“Play Verdi” è il progetto ideato dal chitarrista e compositore Nicola Puglielli in occasione del Bicentenario (1813-2013) della nascita del Maestro Verdi.
Serve una gran dose di coraggio per avvicinarsi ad uno dei massimi operisti della storia musicale italiani com’è Verdi. Eppure il suo repertorio non è estraneo da tempo all’interesse dei musicisti del mondo del jazz. Un precedente storico, non trascurabile, fu già nello scorso secolo dei musicisti americani del jazz tradizionale che conoscevano e amavano il melodramma europeo. Costoro si avvicinarono soprattutto al melodramma italiano, del quale non di rado citavano le romanze nelle loro opere.
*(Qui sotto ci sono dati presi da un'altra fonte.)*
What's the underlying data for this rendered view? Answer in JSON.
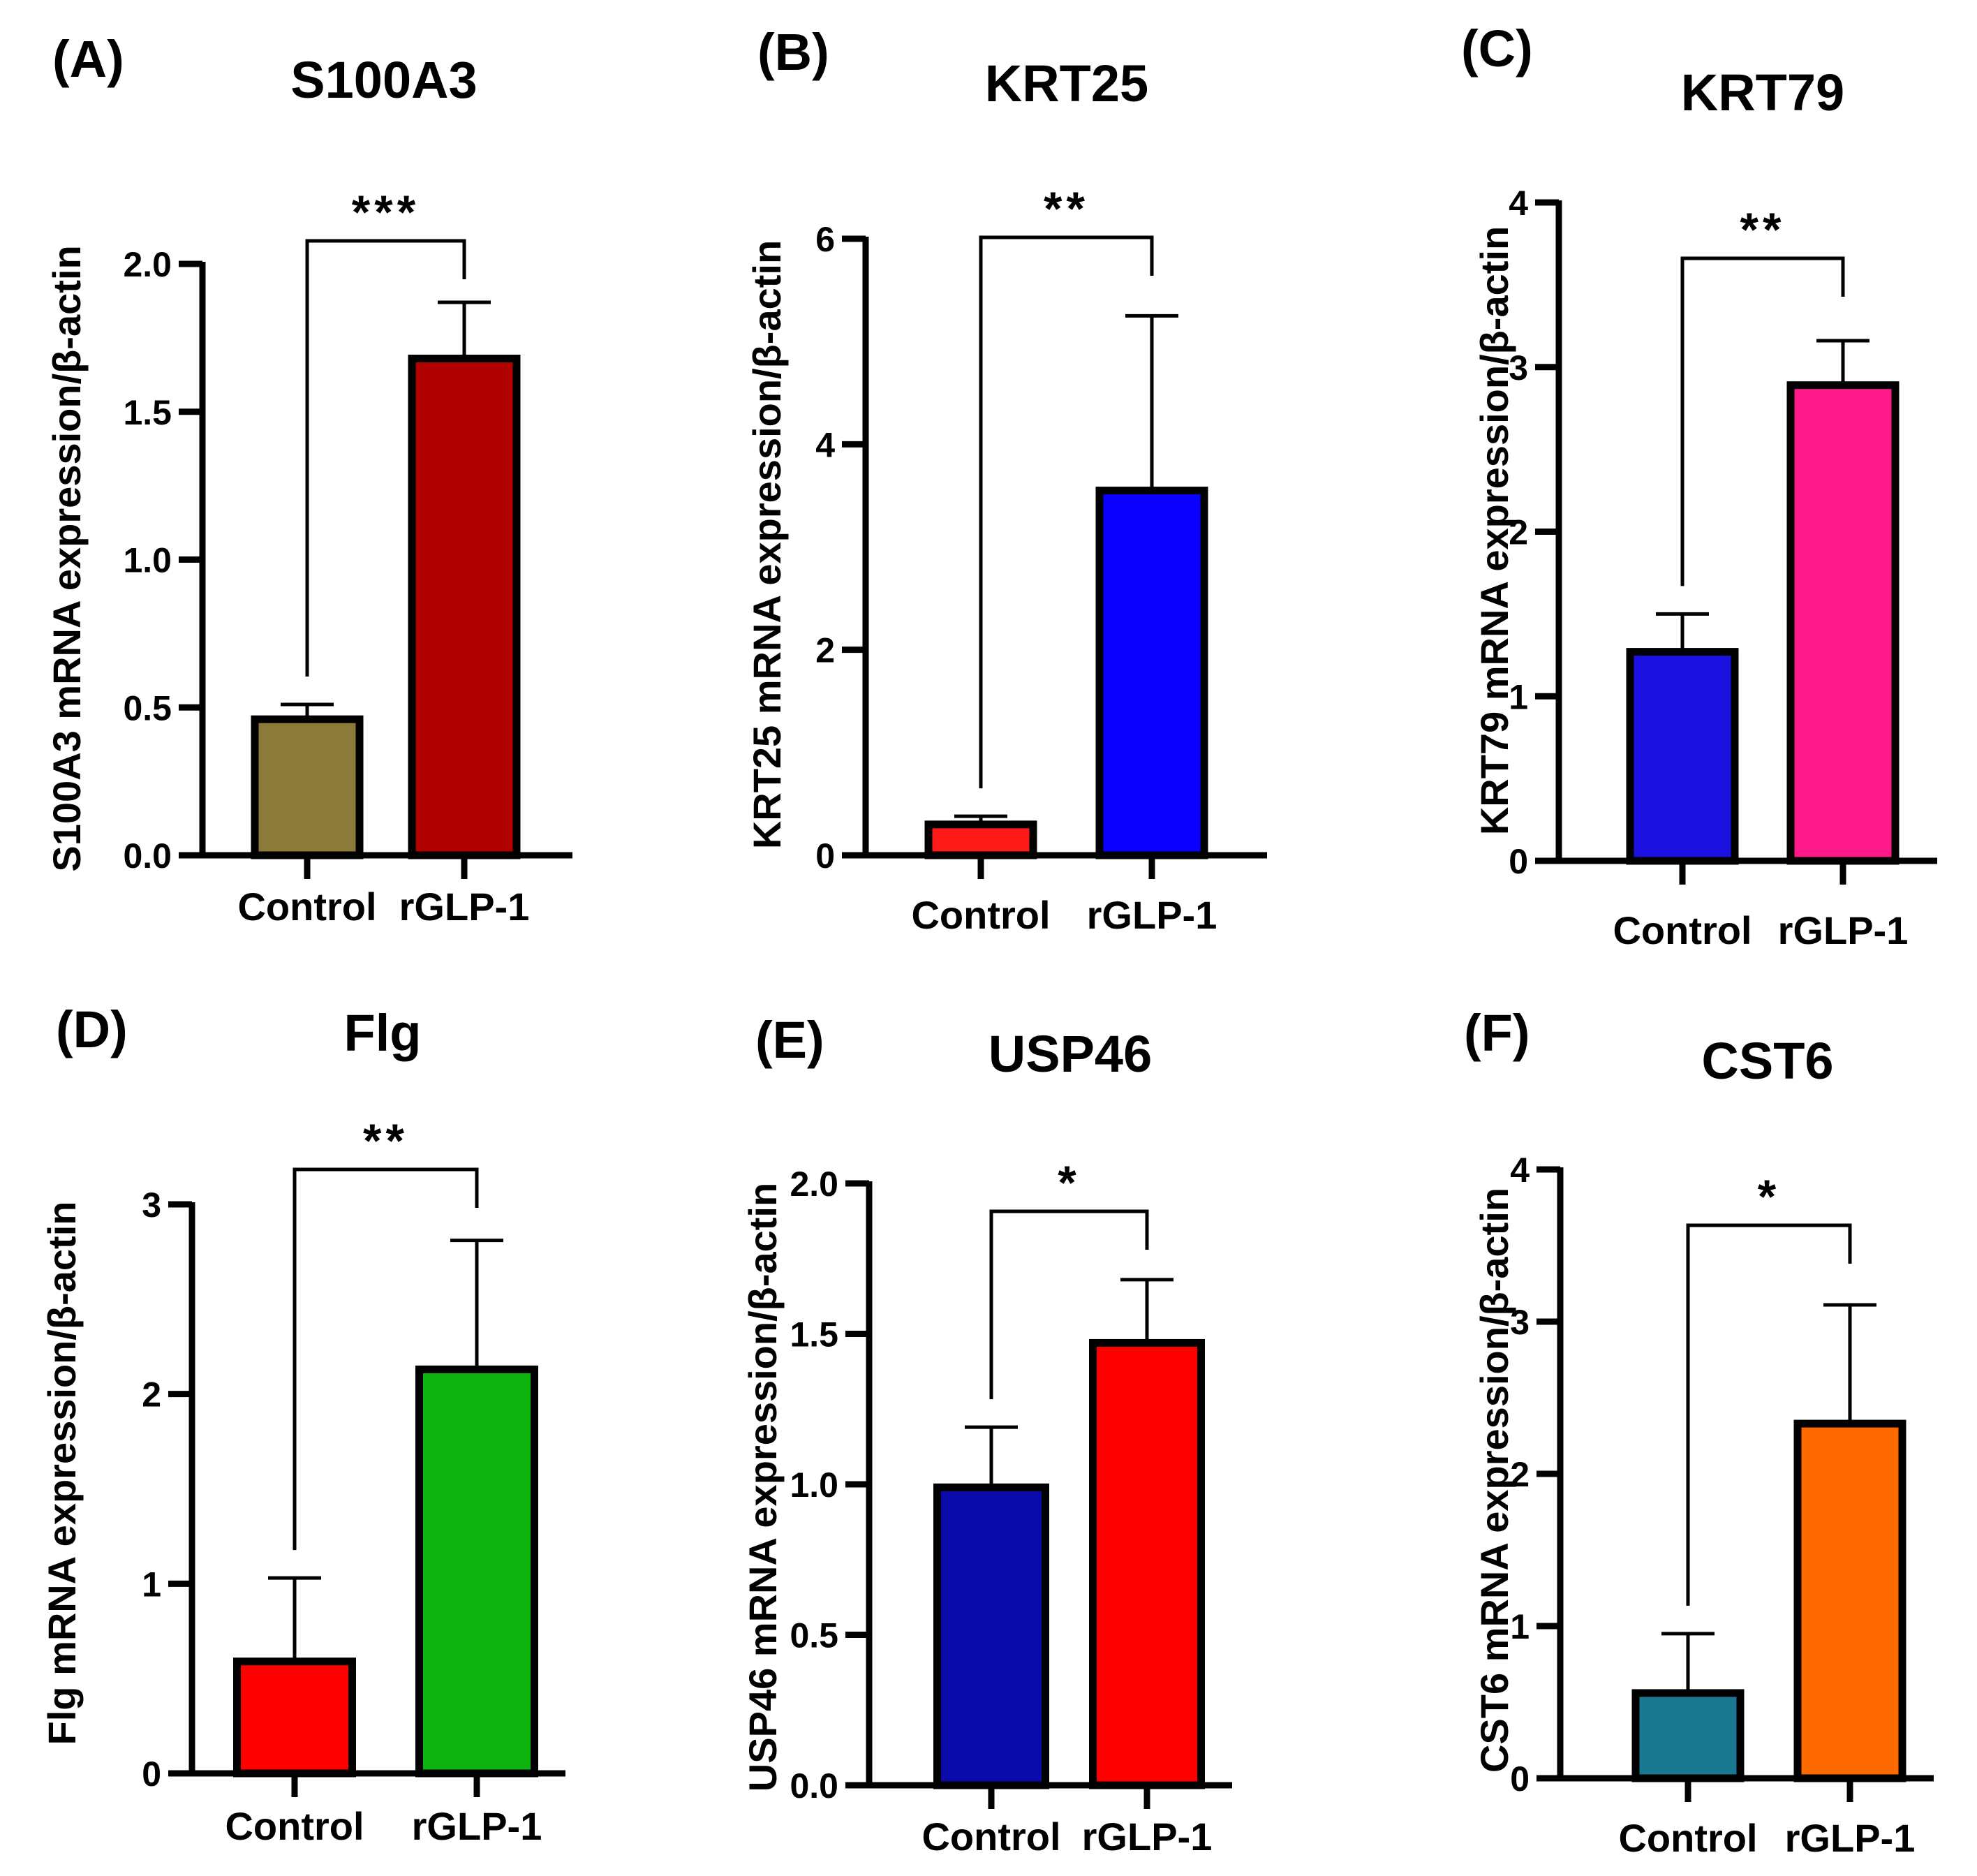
{
  "chart_data": [
    {
      "type": "bar",
      "panel_label": "(A)",
      "title": "S100A3",
      "ylabel": "S100A3 mRNA expression/β-actin",
      "xlabel": "",
      "categories": [
        "Control",
        "rGLP-1"
      ],
      "values": [
        0.46,
        1.68
      ],
      "errors": [
        0.05,
        0.19
      ],
      "colors": [
        "#8c7a3a",
        "#b00000"
      ],
      "ylim": [
        0,
        2.0
      ],
      "yticks": [
        "0.0",
        "0.5",
        "1.0",
        "1.5",
        "2.0"
      ],
      "significance": "***"
    },
    {
      "type": "bar",
      "panel_label": "(B)",
      "title": "KRT25",
      "ylabel": "KRT25 mRNA expression/β-actin",
      "xlabel": "",
      "categories": [
        "Control",
        "rGLP-1"
      ],
      "values": [
        0.3,
        3.55
      ],
      "errors": [
        0.08,
        1.7
      ],
      "colors": [
        "#ff1a1a",
        "#0a00ff"
      ],
      "ylim": [
        0,
        6
      ],
      "yticks": [
        "0",
        "2",
        "4",
        "6"
      ],
      "significance": "**"
    },
    {
      "type": "bar",
      "panel_label": "(C)",
      "title": "KRT79",
      "ylabel": "KRT79 mRNA expression/β-actin",
      "xlabel": "",
      "categories": [
        "Control",
        "rGLP-1"
      ],
      "values": [
        1.27,
        2.89
      ],
      "errors": [
        0.23,
        0.27
      ],
      "colors": [
        "#1a10e0",
        "#ff1a8c"
      ],
      "ylim": [
        0,
        4
      ],
      "yticks": [
        "0",
        "1",
        "2",
        "3",
        "4"
      ],
      "significance": "**"
    },
    {
      "type": "bar",
      "panel_label": "(D)",
      "title": "Flg",
      "ylabel": "Flg mRNA expression/β-actin",
      "xlabel": "",
      "categories": [
        "Control",
        "rGLP-1"
      ],
      "values": [
        0.59,
        2.13
      ],
      "errors": [
        0.44,
        0.68
      ],
      "colors": [
        "#ff0000",
        "#10b410"
      ],
      "ylim": [
        0,
        3
      ],
      "yticks": [
        "0",
        "1",
        "2",
        "3"
      ],
      "significance": "**"
    },
    {
      "type": "bar",
      "panel_label": "(E)",
      "title": "USP46",
      "ylabel": "USP46 mRNA expression/β-actin",
      "xlabel": "",
      "categories": [
        "Control",
        "rGLP-1"
      ],
      "values": [
        0.99,
        1.47
      ],
      "errors": [
        0.2,
        0.21
      ],
      "colors": [
        "#0a0aa8",
        "#ff0000"
      ],
      "ylim": [
        0,
        2.0
      ],
      "yticks": [
        "0.0",
        "0.5",
        "1.0",
        "1.5",
        "2.0"
      ],
      "significance": "*"
    },
    {
      "type": "bar",
      "panel_label": "(F)",
      "title": "CST6",
      "ylabel": "CST6 mRNA expression/β-actin",
      "xlabel": "",
      "categories": [
        "Control",
        "rGLP-1"
      ],
      "values": [
        0.56,
        2.33
      ],
      "errors": [
        0.39,
        0.78
      ],
      "colors": [
        "#1a7890",
        "#ff6a00"
      ],
      "ylim": [
        0,
        4
      ],
      "yticks": [
        "0",
        "1",
        "2",
        "3",
        "4"
      ],
      "significance": "*"
    }
  ]
}
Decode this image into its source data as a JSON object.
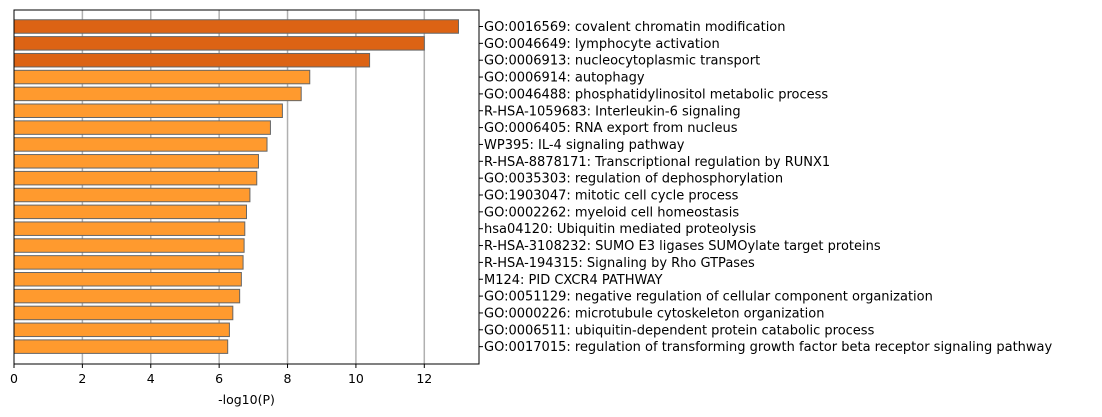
{
  "chart_data": {
    "type": "bar",
    "orientation": "horizontal",
    "title": "",
    "xlabel": "-log10(P)",
    "ylabel": "",
    "xlim": [
      0,
      13.6
    ],
    "xticks": [
      0,
      2,
      4,
      6,
      8,
      10,
      12
    ],
    "grid": "vertical",
    "colors": {
      "high": "#dc6314",
      "normal": "#ff9a2e",
      "edge": "#666666",
      "grid": "#b0b0b0"
    },
    "categories": [
      "GO:0016569: covalent chromatin modification",
      "GO:0046649: lymphocyte activation",
      "GO:0006913: nucleocytoplasmic transport",
      "GO:0006914: autophagy",
      "GO:0046488: phosphatidylinositol metabolic process",
      "R-HSA-1059683: Interleukin-6 signaling",
      "GO:0006405: RNA export from nucleus",
      "WP395: IL-4 signaling pathway",
      "R-HSA-8878171: Transcriptional regulation by RUNX1",
      "GO:0035303: regulation of dephosphorylation",
      "GO:1903047: mitotic cell cycle process",
      "GO:0002262: myeloid cell homeostasis",
      "hsa04120: Ubiquitin mediated proteolysis",
      "R-HSA-3108232: SUMO E3 ligases SUMOylate target proteins",
      "R-HSA-194315: Signaling by Rho GTPases",
      "M124: PID CXCR4 PATHWAY",
      "GO:0051129: negative regulation of cellular component organization",
      "GO:0000226: microtubule cytoskeleton organization",
      "GO:0006511: ubiquitin-dependent protein catabolic process",
      "GO:0017015: regulation of transforming growth factor beta receptor signaling pathway"
    ],
    "values": [
      13.0,
      12.0,
      10.4,
      8.65,
      8.4,
      7.85,
      7.5,
      7.4,
      7.15,
      7.1,
      6.9,
      6.8,
      6.75,
      6.73,
      6.7,
      6.65,
      6.6,
      6.4,
      6.3,
      6.25
    ],
    "highlight": [
      true,
      true,
      true,
      false,
      false,
      false,
      false,
      false,
      false,
      false,
      false,
      false,
      false,
      false,
      false,
      false,
      false,
      false,
      false,
      false
    ]
  }
}
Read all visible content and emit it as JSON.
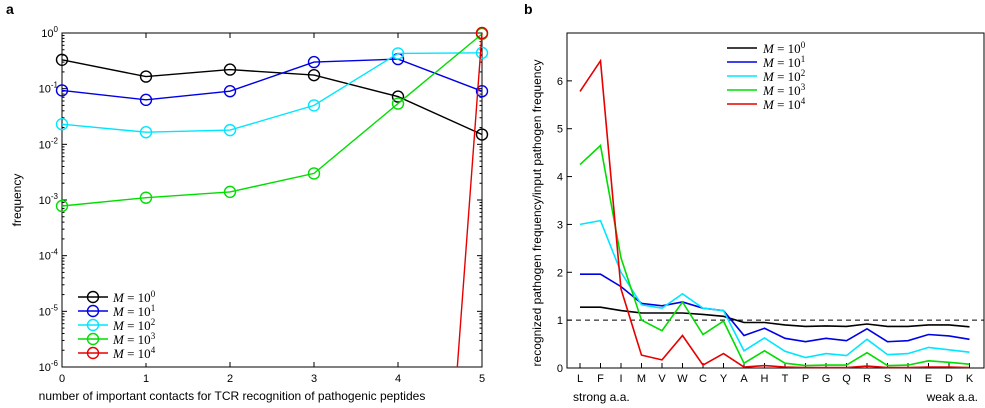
{
  "chart_data": [
    {
      "type": "line",
      "panel_label": "a",
      "xlabel": "number of important contacts for TCR recognition of pathogenic peptides",
      "ylabel": "frequency",
      "x": [
        0,
        1,
        2,
        3,
        4,
        5
      ],
      "xlim": [
        0,
        5
      ],
      "ylim": [
        1e-06,
        1
      ],
      "yscale": "log",
      "x_tick_labels": [
        "0",
        "1",
        "2",
        "3",
        "4",
        "5"
      ],
      "y_tick_labels": [
        {
          "base": "10",
          "exp": "-6"
        },
        {
          "base": "10",
          "exp": "-5"
        },
        {
          "base": "10",
          "exp": "-4"
        },
        {
          "base": "10",
          "exp": "-3"
        },
        {
          "base": "10",
          "exp": "-2"
        },
        {
          "base": "10",
          "exp": "-1"
        },
        {
          "base": "10",
          "exp": "0"
        }
      ],
      "markers": "circle",
      "legend_position": "bottom-left",
      "series": [
        {
          "name": "M = 10^0",
          "label_lhs": "M",
          "label_rhs": "= 10",
          "label_exp": "0",
          "color": "#000000",
          "values": [
            0.33,
            0.165,
            0.22,
            0.175,
            0.072,
            0.015
          ]
        },
        {
          "name": "M = 10^1",
          "label_lhs": "M",
          "label_rhs": "= 10",
          "label_exp": "1",
          "color": "#0000e6",
          "values": [
            0.093,
            0.063,
            0.09,
            0.3,
            0.34,
            0.09
          ]
        },
        {
          "name": "M = 10^2",
          "label_lhs": "M",
          "label_rhs": "= 10",
          "label_exp": "2",
          "color": "#00e6ff",
          "values": [
            0.023,
            0.0165,
            0.018,
            0.05,
            0.43,
            0.44
          ]
        },
        {
          "name": "M = 10^3",
          "label_lhs": "M",
          "label_rhs": "= 10",
          "label_exp": "3",
          "color": "#00dd00",
          "values": [
            0.00078,
            0.0011,
            0.0014,
            0.003,
            0.054,
            0.96
          ]
        },
        {
          "name": "M = 10^4",
          "label_lhs": "M",
          "label_rhs": "= 10",
          "label_exp": "4",
          "color": "#e60000",
          "values": [
            0,
            0,
            0,
            0,
            0,
            1.0
          ]
        }
      ]
    },
    {
      "type": "line",
      "panel_label": "b",
      "ylabel": "recognized pathogen frequency/input pathogen frequency",
      "categories": [
        "L",
        "F",
        "I",
        "M",
        "V",
        "W",
        "C",
        "Y",
        "A",
        "H",
        "T",
        "P",
        "G",
        "Q",
        "R",
        "S",
        "N",
        "E",
        "D",
        "K"
      ],
      "xlabel_left": "strong a.a.",
      "xlabel_right": "weak a.a.",
      "ylim": [
        0,
        7
      ],
      "y_ticks": [
        0,
        1,
        2,
        3,
        4,
        5,
        6
      ],
      "reference_line": {
        "y": 1,
        "style": "dashed"
      },
      "legend_position": "top-center",
      "series": [
        {
          "name": "M = 10^0",
          "label_lhs": "M",
          "label_rhs": "= 10",
          "label_exp": "0",
          "color": "#000000",
          "values": [
            1.27,
            1.27,
            1.2,
            1.15,
            1.15,
            1.15,
            1.12,
            1.08,
            0.95,
            0.95,
            0.9,
            0.87,
            0.88,
            0.87,
            0.92,
            0.87,
            0.87,
            0.9,
            0.9,
            0.86
          ]
        },
        {
          "name": "M = 10^1",
          "label_lhs": "M",
          "label_rhs": "= 10",
          "label_exp": "1",
          "color": "#0000e6",
          "values": [
            1.96,
            1.96,
            1.7,
            1.35,
            1.3,
            1.38,
            1.25,
            1.2,
            0.68,
            0.83,
            0.62,
            0.55,
            0.62,
            0.57,
            0.82,
            0.55,
            0.57,
            0.7,
            0.67,
            0.6
          ]
        },
        {
          "name": "M = 10^2",
          "label_lhs": "M",
          "label_rhs": "= 10",
          "label_exp": "2",
          "color": "#00e6ff",
          "values": [
            3.0,
            3.08,
            2.0,
            1.32,
            1.25,
            1.55,
            1.25,
            1.2,
            0.36,
            0.63,
            0.35,
            0.22,
            0.3,
            0.26,
            0.6,
            0.28,
            0.3,
            0.43,
            0.38,
            0.33
          ]
        },
        {
          "name": "M = 10^3",
          "label_lhs": "M",
          "label_rhs": "= 10",
          "label_exp": "3",
          "color": "#00dd00",
          "values": [
            4.25,
            4.65,
            2.3,
            1.0,
            0.78,
            1.38,
            0.7,
            0.98,
            0.1,
            0.36,
            0.1,
            0.05,
            0.06,
            0.06,
            0.32,
            0.05,
            0.06,
            0.15,
            0.12,
            0.08
          ]
        },
        {
          "name": "M = 10^4",
          "label_lhs": "M",
          "label_rhs": "= 10",
          "label_exp": "4",
          "color": "#e60000",
          "values": [
            5.78,
            6.42,
            1.65,
            0.27,
            0.17,
            0.68,
            0.06,
            0.3,
            0.02,
            0.05,
            0.02,
            0.01,
            0.01,
            0.01,
            0.04,
            0.01,
            0.01,
            0.02,
            0.02,
            0.01
          ]
        }
      ]
    }
  ]
}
In un titolo di King Oliver del 1923 compare un’ampia sequenza della Vergine degli Angeli dalla Forza del Destino di Verdi.
Play Verdi è stato pensato, secondo le parole dell’ideatore Nicola Puglielli, come un laboratorio aperto dove i musicisti del quartetto divengono co-autori. Per chi era seduto lo scorso martedì 6 ottobre nella Sala Studio dell’Auditorium Parco della Musica di Roma ad ascoltare il live, si è trattato però anche di un godibilissimo percorso sonoro in forma di realizzazione tecnico jazzistica, nelle memoria di alcuni capolavori scelti di Verdi.
Composizioni che si vorrebbe fossero più spesso parte viva del bagaglio di ascolti di un fruitore di musica live.
Forse proprio nel paesaggio naturale e culturale quotidiano degli spazi per ascoltare musica. Proprio come è avvenuto in questa occasione oltre la ricorrenza istituzionale.
Il Verdi da quartetto pensato da Nicola Puglielli (Andrea Pace al sax, con il contrabbasso di Piero Simoncini e la batteria di Massimo D’Agostino) è stato guidato nella sua insolita operazione di trasformazione da organico orchestra operistica a quartetto jazz, da una scelta attenta di interpretazione. Una buona ora di musica in cui ripensare al’immenso tesoro concepito da un uomo con una visione non solo sonora: un venerabile moderno tra preludi, sinfonie e ouverture scelte dal quartetto per affinità e passione.
Al pubblico dell’Auditorium è arrivato l’allaccio senza forzature delle melodie originali verdiane al suono degli strumenti più tipici dell’organico jazzistico. Il tutto è avvenuto senza che sulla sponda del linguaggio “moderno” facesse capolino l’ombra della autoreferenzialità: quel “jazz mode” trito e pieno di costrutti noto ai fruitori del genere, anche perché prolifera anche funzionalmente in operazioni di migrazione di repertorio di questo segno.
Questi suonatori di Verdi fuori tempo storico hanno avuto anche il merito di condurre un impeccabile percorso nel solco più onesto con cui ci si può accostare ad un simbolo risorgimentale: Verdi risveglia, nella accezione comune, il senso di appartenenza nazionale ed il sentimento civico da manuale quasi scolastico.
Eppure il collante culturale che ha funzionato a fasi alterne, ed anche di recente, a favore di nazionalismi deprimenti non dovrebbe far pensare che siamo in un Paese frammentato anche grazie all’esatto annientamento proprio della cultura in senso ampio?
In epoca di crisi della “cosa pubblica”, facendo fallire proprio la retorica pomposa del primato storico musicale italiano, conforta il buonsenso di un musicista che ci parla, come ha fatto Puglulielli sul palco, della nostra vera musica “A km zero” .
L’ammirazione istituita mista al confuso accademismo quando ci si accosta ai numi tutelari tipo Verdi, spesso non è altro che un modo diverso per raccontare la solita dicotomia tra musica classica e musica dal XIX secolo.
Playverdi Quartet fa jazz e fa riflettere per di più sull’ altra accettatissima separazione tra musica improvvisata vs musica scritta e tramandata.
In ultimo: una chiave di lettura “altra” non comporta mai se condotta con talento e competenza, la contrazione della autorevolezza del modello.
Un live come quello dei Play verdi suggerisce che se è colta la bellezza tangibile dell’originale, al di là delle fatiche immani da arrangiamento, non si fa che amplificarne la perfetta adeguatezza al presente.
Per chi non era in sala la scorsa settimana, è indispensabile il disco di esordio del Quartetto Play Verdi per Terre Sommerse edizioni.